The strongest feed manufacturers will use alternative proteins as part of a broader formulation system rather than as isolated ingredients. This means combining them with enzymes, amino acids, oils, binders, probiotics, and processing technologies to reach the desired performance target. The goal is not to replace conventional protein completely. The goal is to reduce dependency, improve flexibility, and protect margins.

Strategic Implications for Ingredient Suppliers

For ingredient suppliers, aquaculture and poultry require different selling strategies. In aquaculture, suppliers should lead with fishmeal replacement value, digestibility, palatability, water-quality impact, and sustainability documentation. In poultry, suppliers should lead with cost stability, amino acid contribution, growth performance, feed conversion, pellet compatibility, and supply reliability.

Suppliers also need to prove consistency. Feed companies need stable specifications because formulation changes can affect animal performance and production economics. A supplier that cannot provide consistent protein level, fat level, moisture content, microbial safety, and amino acid profile will struggle to gain long-term contracts.

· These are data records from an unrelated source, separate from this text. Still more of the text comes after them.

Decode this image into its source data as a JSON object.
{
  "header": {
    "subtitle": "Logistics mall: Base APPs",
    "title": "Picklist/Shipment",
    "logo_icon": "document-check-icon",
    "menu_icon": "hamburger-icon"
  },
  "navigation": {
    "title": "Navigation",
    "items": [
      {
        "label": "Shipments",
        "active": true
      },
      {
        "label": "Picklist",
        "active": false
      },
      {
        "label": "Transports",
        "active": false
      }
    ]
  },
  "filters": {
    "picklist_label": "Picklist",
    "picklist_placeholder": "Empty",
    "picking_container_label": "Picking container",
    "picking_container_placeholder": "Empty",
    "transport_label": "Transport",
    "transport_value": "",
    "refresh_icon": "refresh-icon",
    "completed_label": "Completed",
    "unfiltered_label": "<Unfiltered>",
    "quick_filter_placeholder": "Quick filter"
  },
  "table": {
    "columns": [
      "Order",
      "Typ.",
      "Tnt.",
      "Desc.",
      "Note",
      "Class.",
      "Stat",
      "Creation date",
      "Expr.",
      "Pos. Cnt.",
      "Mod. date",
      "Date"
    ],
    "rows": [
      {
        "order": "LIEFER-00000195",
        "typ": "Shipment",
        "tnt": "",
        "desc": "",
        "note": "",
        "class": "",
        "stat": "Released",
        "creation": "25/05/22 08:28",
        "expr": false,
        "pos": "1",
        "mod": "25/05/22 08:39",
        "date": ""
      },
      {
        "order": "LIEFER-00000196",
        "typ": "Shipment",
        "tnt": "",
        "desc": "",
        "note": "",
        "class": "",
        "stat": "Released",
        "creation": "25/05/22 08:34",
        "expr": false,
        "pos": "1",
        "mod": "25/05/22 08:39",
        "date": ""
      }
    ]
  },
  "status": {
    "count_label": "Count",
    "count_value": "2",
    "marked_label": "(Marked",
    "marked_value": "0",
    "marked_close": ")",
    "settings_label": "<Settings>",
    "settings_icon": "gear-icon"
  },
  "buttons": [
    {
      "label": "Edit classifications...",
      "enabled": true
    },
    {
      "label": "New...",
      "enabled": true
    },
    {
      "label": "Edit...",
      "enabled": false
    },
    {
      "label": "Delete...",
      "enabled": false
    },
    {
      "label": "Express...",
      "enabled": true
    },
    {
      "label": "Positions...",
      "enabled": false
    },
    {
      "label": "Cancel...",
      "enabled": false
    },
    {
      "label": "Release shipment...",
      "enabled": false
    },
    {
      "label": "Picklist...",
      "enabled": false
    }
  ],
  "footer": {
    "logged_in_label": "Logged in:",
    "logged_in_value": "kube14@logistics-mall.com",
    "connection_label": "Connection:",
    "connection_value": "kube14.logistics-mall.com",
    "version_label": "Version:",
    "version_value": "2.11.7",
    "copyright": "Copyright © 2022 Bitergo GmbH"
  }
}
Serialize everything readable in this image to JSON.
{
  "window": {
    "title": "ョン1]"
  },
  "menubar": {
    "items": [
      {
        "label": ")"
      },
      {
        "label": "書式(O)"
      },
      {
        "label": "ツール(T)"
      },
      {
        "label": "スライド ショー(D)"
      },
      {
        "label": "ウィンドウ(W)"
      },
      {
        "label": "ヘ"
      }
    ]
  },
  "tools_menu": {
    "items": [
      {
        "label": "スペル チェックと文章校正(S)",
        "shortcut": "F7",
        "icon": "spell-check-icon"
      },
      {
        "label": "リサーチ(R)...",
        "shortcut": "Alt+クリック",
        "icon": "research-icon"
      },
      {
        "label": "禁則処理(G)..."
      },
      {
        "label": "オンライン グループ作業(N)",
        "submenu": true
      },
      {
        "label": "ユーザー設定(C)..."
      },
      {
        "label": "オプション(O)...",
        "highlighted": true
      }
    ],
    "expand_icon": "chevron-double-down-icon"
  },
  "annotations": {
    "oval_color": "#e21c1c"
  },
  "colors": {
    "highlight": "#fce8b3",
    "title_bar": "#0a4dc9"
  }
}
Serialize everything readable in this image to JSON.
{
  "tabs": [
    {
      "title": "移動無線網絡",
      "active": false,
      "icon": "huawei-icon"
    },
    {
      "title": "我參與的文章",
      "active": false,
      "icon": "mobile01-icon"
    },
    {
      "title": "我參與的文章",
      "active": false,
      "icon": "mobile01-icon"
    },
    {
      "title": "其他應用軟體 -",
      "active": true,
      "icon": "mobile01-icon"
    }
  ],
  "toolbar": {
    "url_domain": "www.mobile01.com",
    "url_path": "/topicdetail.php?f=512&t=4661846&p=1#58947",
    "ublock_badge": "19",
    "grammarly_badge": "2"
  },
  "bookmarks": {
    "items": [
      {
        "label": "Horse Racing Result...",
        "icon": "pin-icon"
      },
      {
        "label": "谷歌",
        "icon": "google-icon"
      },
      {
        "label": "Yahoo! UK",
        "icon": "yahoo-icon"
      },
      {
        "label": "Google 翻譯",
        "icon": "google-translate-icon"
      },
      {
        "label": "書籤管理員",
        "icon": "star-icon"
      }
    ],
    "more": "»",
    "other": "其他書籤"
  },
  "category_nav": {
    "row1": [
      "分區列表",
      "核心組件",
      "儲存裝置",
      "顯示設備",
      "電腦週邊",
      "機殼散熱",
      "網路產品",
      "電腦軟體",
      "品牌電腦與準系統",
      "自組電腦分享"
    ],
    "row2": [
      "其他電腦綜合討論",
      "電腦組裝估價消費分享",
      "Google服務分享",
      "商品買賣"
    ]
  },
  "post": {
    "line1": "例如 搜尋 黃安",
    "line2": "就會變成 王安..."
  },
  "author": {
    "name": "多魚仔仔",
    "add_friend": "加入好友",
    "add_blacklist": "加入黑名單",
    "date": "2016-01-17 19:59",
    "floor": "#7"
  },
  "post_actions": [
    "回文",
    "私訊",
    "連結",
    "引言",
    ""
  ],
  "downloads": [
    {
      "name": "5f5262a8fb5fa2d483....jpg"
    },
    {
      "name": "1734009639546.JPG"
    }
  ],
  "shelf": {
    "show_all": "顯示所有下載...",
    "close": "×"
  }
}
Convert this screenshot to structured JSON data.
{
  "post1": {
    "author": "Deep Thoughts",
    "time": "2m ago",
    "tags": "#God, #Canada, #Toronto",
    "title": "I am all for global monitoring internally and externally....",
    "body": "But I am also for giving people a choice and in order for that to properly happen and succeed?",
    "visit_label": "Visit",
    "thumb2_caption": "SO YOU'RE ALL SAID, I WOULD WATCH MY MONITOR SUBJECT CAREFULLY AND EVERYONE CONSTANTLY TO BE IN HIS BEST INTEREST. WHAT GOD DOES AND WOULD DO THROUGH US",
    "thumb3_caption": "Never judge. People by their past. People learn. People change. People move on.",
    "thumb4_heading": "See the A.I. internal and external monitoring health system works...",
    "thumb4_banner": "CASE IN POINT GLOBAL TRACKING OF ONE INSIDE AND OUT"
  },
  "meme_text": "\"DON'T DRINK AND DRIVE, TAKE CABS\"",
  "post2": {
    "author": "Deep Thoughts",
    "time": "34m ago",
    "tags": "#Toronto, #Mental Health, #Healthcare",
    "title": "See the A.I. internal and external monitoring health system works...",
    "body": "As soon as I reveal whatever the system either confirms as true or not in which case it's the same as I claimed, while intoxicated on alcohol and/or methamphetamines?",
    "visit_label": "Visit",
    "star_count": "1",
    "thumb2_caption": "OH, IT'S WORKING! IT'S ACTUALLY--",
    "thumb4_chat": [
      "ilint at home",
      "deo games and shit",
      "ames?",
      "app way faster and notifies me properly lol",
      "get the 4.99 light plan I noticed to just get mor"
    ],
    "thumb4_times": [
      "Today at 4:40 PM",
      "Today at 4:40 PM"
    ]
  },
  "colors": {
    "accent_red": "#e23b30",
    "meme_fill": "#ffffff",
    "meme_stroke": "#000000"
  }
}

Documentation will be especially important as buyers demand greater transparency. Traceability, safety certifications, contaminant testing, lifecycle data, and regulatory compliance will help alternative protein suppliers move from trial use to repeat procurement.

Risks and Watchpoints

The first risk is assuming that aquaculture and poultry adoption will move at the same pace. Aquafeed may accept higher-value proteins earlier because fishmeal replacement and sustainability pressures are strong. Poultry feed may require lower cost and stronger performance proof because the sector is more price-sensitive.

The second risk is overestimating full replacement potential. Most alternative proteins will enter through partial inclusion, not complete substitution. Feed manufacturers will continue using a mix of conventional and alternative ingredients based on price, supply, and nutrition.

The third risk is species-specific underperformance. A protein ingredient that performs well in one animal species may not deliver the same result in another. Suppliers need application-specific validation.

The fourth risk is processing incompatibility. If an ingredient affects pelleting, extrusion, storage, palatability, or water stability, its practical value may be limited even if its nutritional profile looks strong.

The fifth risk is weak documentation. Without digestibility data, safety testing, traceability, and regulatory clarity, buyers may hesitate to move beyond small trials.

Related Market Table

Conclusion

Aquaculture and poultry will be central to the next phase of the animal feed alternative protein market, but they will not adopt alternative proteins for the same reasons. Aquaculture is being pulled by fishmeal replacement, marine-resource pressure, and sustainability-linked seafood supply chains. Poultry is being pulled by scale, cost control, digestibility, and feed conversion efficiency.

FMI’s forecast that the market will reach USD 18.1 billion by 2035 shows that alternative feed proteins are becoming a practical part of feed formulation, not only an innovation story. The strongest opportunity will sit with suppliers that can prove performance by species, support processing compatibility, and offer consistent documentation. In this market, aquaculture and poultry will reward proteins that are not only alternative, but also usable, reliable, digestible, and commercially scalable.